EX-5.1 2 ex5_1.htm EXHIBIT 5.1
Exhibit 5.1


 
Campbell Mithun Tower
222 South Ninth Street, Suite 2000
Minneapolis, MN 55402-3338
Tel 612.607.7000  Fax 612.607.7100
www.foxrothschild.com

May 9, 2019

Century Communities, Inc.
8930 East Crescent Parkway, Suite 650
Greenwood Village, Colorado 80111

Re:
Century Communities, Inc.
Registration Statement on Form S‑8

Ladies and Gentlemen:

We refer to the Registration Statement on Form S-8 (the “Registration Statement”) under the Securities Act of 1933, as amended (the “Securities Act”), filed on this date by Century Communities, Inc., a Delaware corporation (the “Company”), with the Securities and Exchange Commission (the “Commission”), to which this opinion letter is attached as an exhibit, for the registration of 1,631,000 shares (collectively, the “Shares”) of the Company’s common stock, $0.01 par value per share, issuable under the Century Communities, Inc. Amended and Restated 2017 Omnibus Incentive Plan (the “Plan”).

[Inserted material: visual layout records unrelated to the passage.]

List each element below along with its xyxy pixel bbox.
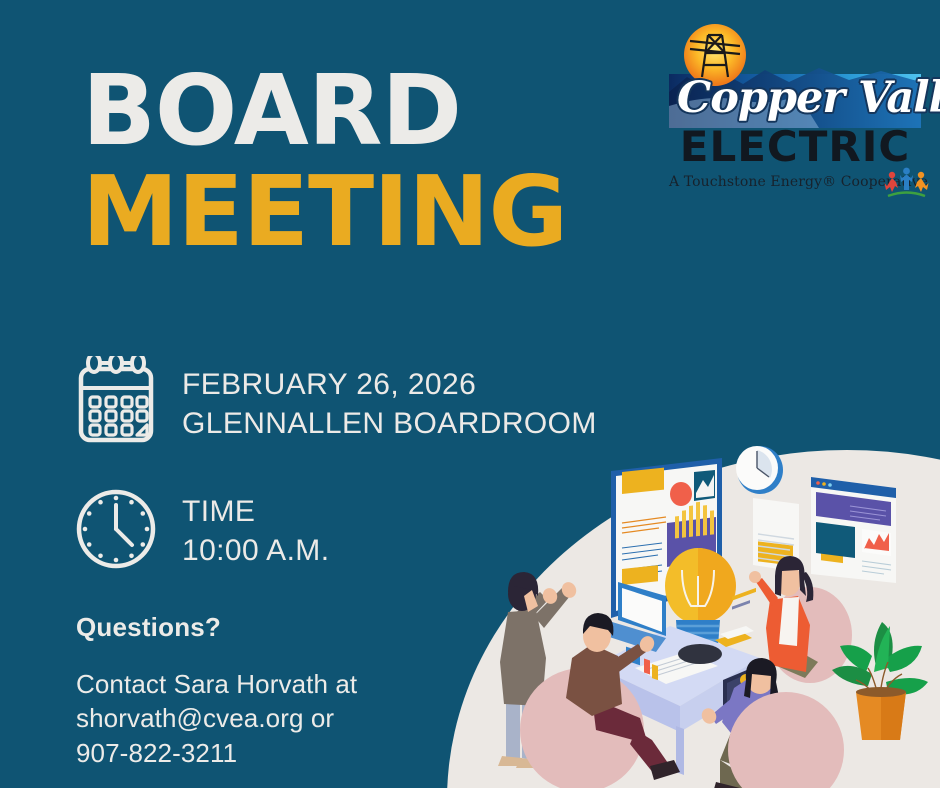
contact-line-phone[interactable]: 907-822-3211: [76, 736, 357, 770]
questions-title: Questions?: [76, 612, 357, 643]
questions-block: Questions? Contact Sara Horvath at shorv…: [76, 612, 357, 770]
business-meeting-illustration: [470, 430, 940, 788]
headline-line-meeting: MEETING: [82, 167, 567, 256]
meeting-time: 10:00 A.M.: [182, 532, 329, 570]
contact-line-name: Contact Sara Horvath at: [76, 667, 357, 701]
time-row: TIME 10:00 A.M.: [74, 483, 329, 580]
touchstone-people-icon: [884, 166, 929, 200]
time-label: TIME: [182, 493, 329, 531]
poster-canvas: BOARD MEETING: [0, 0, 940, 788]
calendar-icon: [74, 356, 158, 453]
contact-line-email[interactable]: shorvath@cvea.org or: [76, 701, 357, 735]
contact-info: Contact Sara Horvath at shorvath@cvea.or…: [76, 667, 357, 770]
logo-wordmark: Copper Valley: [677, 72, 917, 124]
meeting-date: FEBRUARY 26, 2026: [182, 366, 597, 404]
logo-tagline: A Touchstone Energy® Cooperative: [669, 174, 884, 190]
time-text-group: TIME 10:00 A.M.: [182, 493, 329, 569]
page-title: BOARD MEETING: [82, 66, 567, 256]
copper-valley-electric-logo: Copper Valley ELECTRIC A Touchstone Ener…: [669, 14, 931, 194]
logo-electric-text: ELECTRIC: [669, 126, 921, 168]
browser-window-chart: [811, 477, 896, 583]
wall-clock: [736, 446, 783, 494]
headline-line-board: BOARD: [82, 66, 567, 155]
clock-icon: [74, 483, 158, 580]
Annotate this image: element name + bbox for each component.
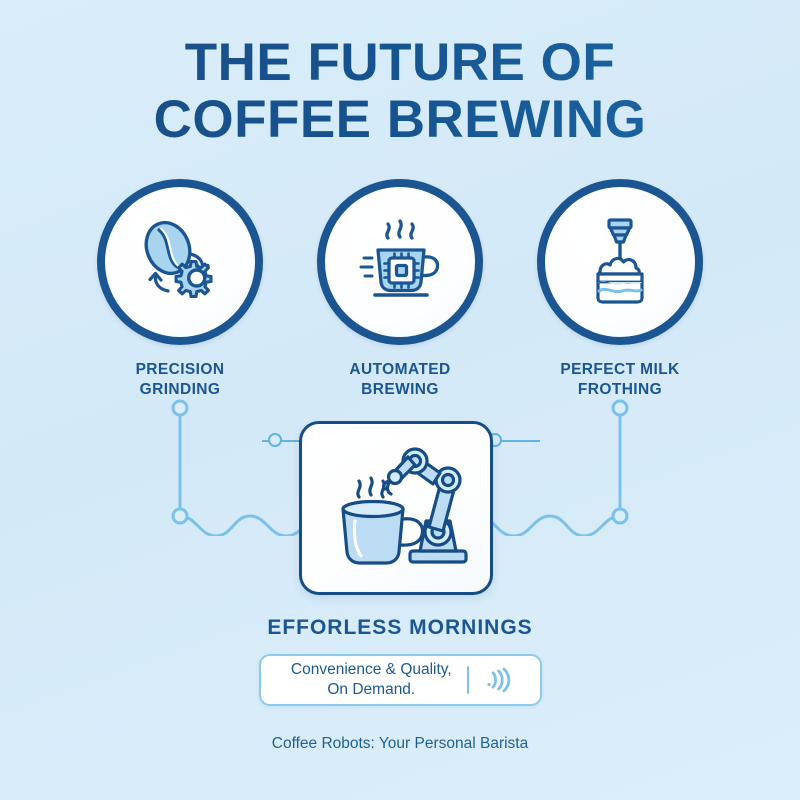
wifi-signal-icon: [482, 665, 512, 695]
title-line-2: COFFEE BREWING: [0, 91, 800, 148]
tagline-pill[interactable]: Convenience & Quality, On Demand.: [259, 654, 542, 706]
title-line-1: THE FUTURE OF: [0, 34, 800, 91]
step-label-line-2: BREWING: [317, 380, 483, 400]
hero-panel[interactable]: [299, 421, 493, 595]
hero-caption: EFFORLESS MORNINGS: [0, 616, 800, 640]
pill-divider: [467, 666, 469, 694]
decorative-wave-left: [160, 396, 320, 541]
decorative-wave-right: [480, 396, 640, 541]
step-label-line-1: PRECISION: [97, 360, 263, 380]
step-label-line-1: PERFECT MILK: [537, 360, 703, 380]
tagline-line-1: Convenience & Quality,: [291, 660, 452, 680]
step-perfect-milk-frothing[interactable]: PERFECT MILK FROTHING: [537, 179, 703, 400]
step-label: PERFECT MILK FROTHING: [537, 360, 703, 400]
step-label: AUTOMATED BREWING: [317, 360, 483, 400]
footer-text: Coffee Robots: Your Personal Barista: [0, 735, 800, 753]
robot-arm-coffee-cup-icon: [316, 435, 476, 582]
step-circle: [537, 179, 703, 345]
cup-microchip-icon: [348, 210, 452, 314]
step-circle: [97, 179, 263, 345]
step-automated-brewing[interactable]: AUTOMATED BREWING: [317, 179, 483, 400]
coffee-bean-gear-icon: [128, 210, 232, 314]
tagline-text: Convenience & Quality, On Demand.: [281, 660, 452, 700]
tagline-line-2: On Demand.: [291, 680, 452, 700]
step-label: PRECISION GRINDING: [97, 360, 263, 400]
step-precision-grinding[interactable]: PRECISION GRINDING: [97, 179, 263, 400]
milk-frother-icon: [568, 210, 672, 314]
step-label-line-1: AUTOMATED: [317, 360, 483, 380]
infographic-canvas: THE FUTURE OF COFFEE BREWING: [0, 0, 800, 800]
steps-row: PRECISION GRINDING: [0, 179, 800, 389]
step-circle: [317, 179, 483, 345]
page-title: THE FUTURE OF COFFEE BREWING: [0, 34, 800, 148]
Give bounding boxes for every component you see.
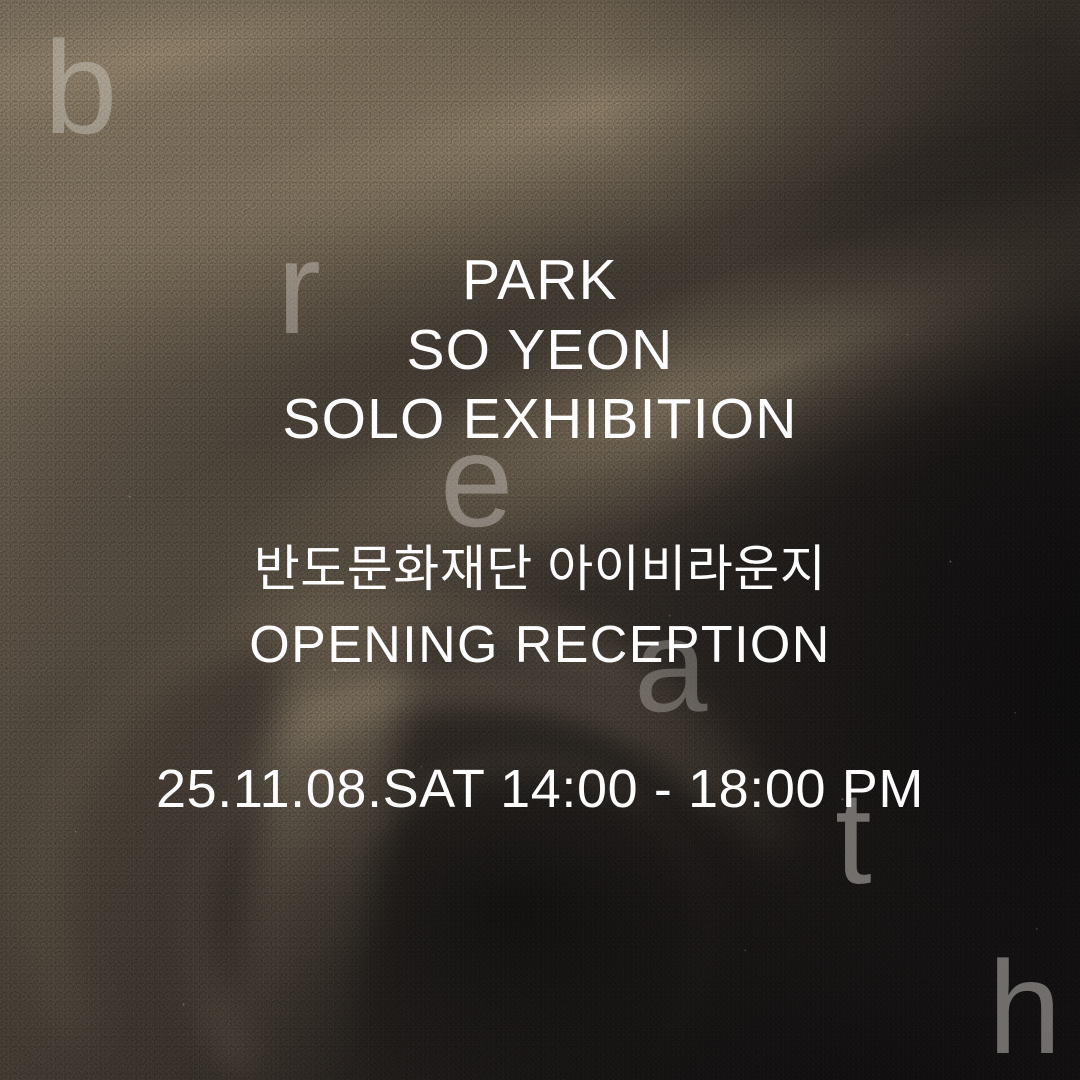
- title-line-artist-givenname: SO YEON: [0, 316, 1080, 386]
- opening-reception-label: OPENING RECEPTION: [0, 613, 1080, 679]
- event-date-time: 25.11.08.SAT 14:00 - 18:00 PM: [0, 758, 1080, 820]
- schedule-block: 25.11.08.SAT 14:00 - 18:00 PM: [0, 758, 1080, 820]
- exhibition-title: PARK SO YEON SOLO EXHIBITION: [0, 246, 1080, 455]
- title-line-exhibition-type: SOLO EXHIBITION: [0, 385, 1080, 455]
- venue-name-korean: 반도문화재단 아이비라운지: [0, 538, 1080, 601]
- exhibition-poster: b r e a t h PARK SO YEON SOLO EXHIBITION…: [0, 0, 1080, 1080]
- poster-content: PARK SO YEON SOLO EXHIBITION 반도문화재단 아이비라…: [0, 0, 1080, 1080]
- venue-and-reception: 반도문화재단 아이비라운지 OPENING RECEPTION: [0, 538, 1080, 679]
- title-line-artist-surname: PARK: [0, 246, 1080, 316]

We have examined the original or a photostatic or certified copy of such documents, records, and other information as we deemed relevant and necessary as the basis for the opinion set forth below.  In such examination, we have assumed the authenticity of each document submitted to us as an original, the conformity to the original document of each document submitted to us as a certified copy or photostatic copy, and the authenticity of the original of each such latter document.

On the basis of our examination mentioned above, subject to the assumptions stated and relying on statements of fact contained in the documents that we have examined, we are of the opinion that the Shares registered pursuant to the Registration Statement have been duly and validly authorized and reserved for issuance and that upon the issuance of the Shares and payment therefore in accordance with the provisions of the Plan, the Shares will be validly issued, fully paid and non-assessable.

The opinion set forth above is rendered as of the date of this letter.  We assume no obligation to update or supplement this opinion to reflect any changes of law or fact that may occur subsequent to the date hereof.

Our opinion expressed herein is limited to the laws of the State of Delaware.

We consent to the filing of this opinion letter as an exhibit to the Registration Statement and to the reference to this firm in the Registration Statement. In giving this consent, we do not hereby admit that we are in the category of persons whose consent is required under Section 7 of the Securities Act or the rules and regulations of the Commission thereunder.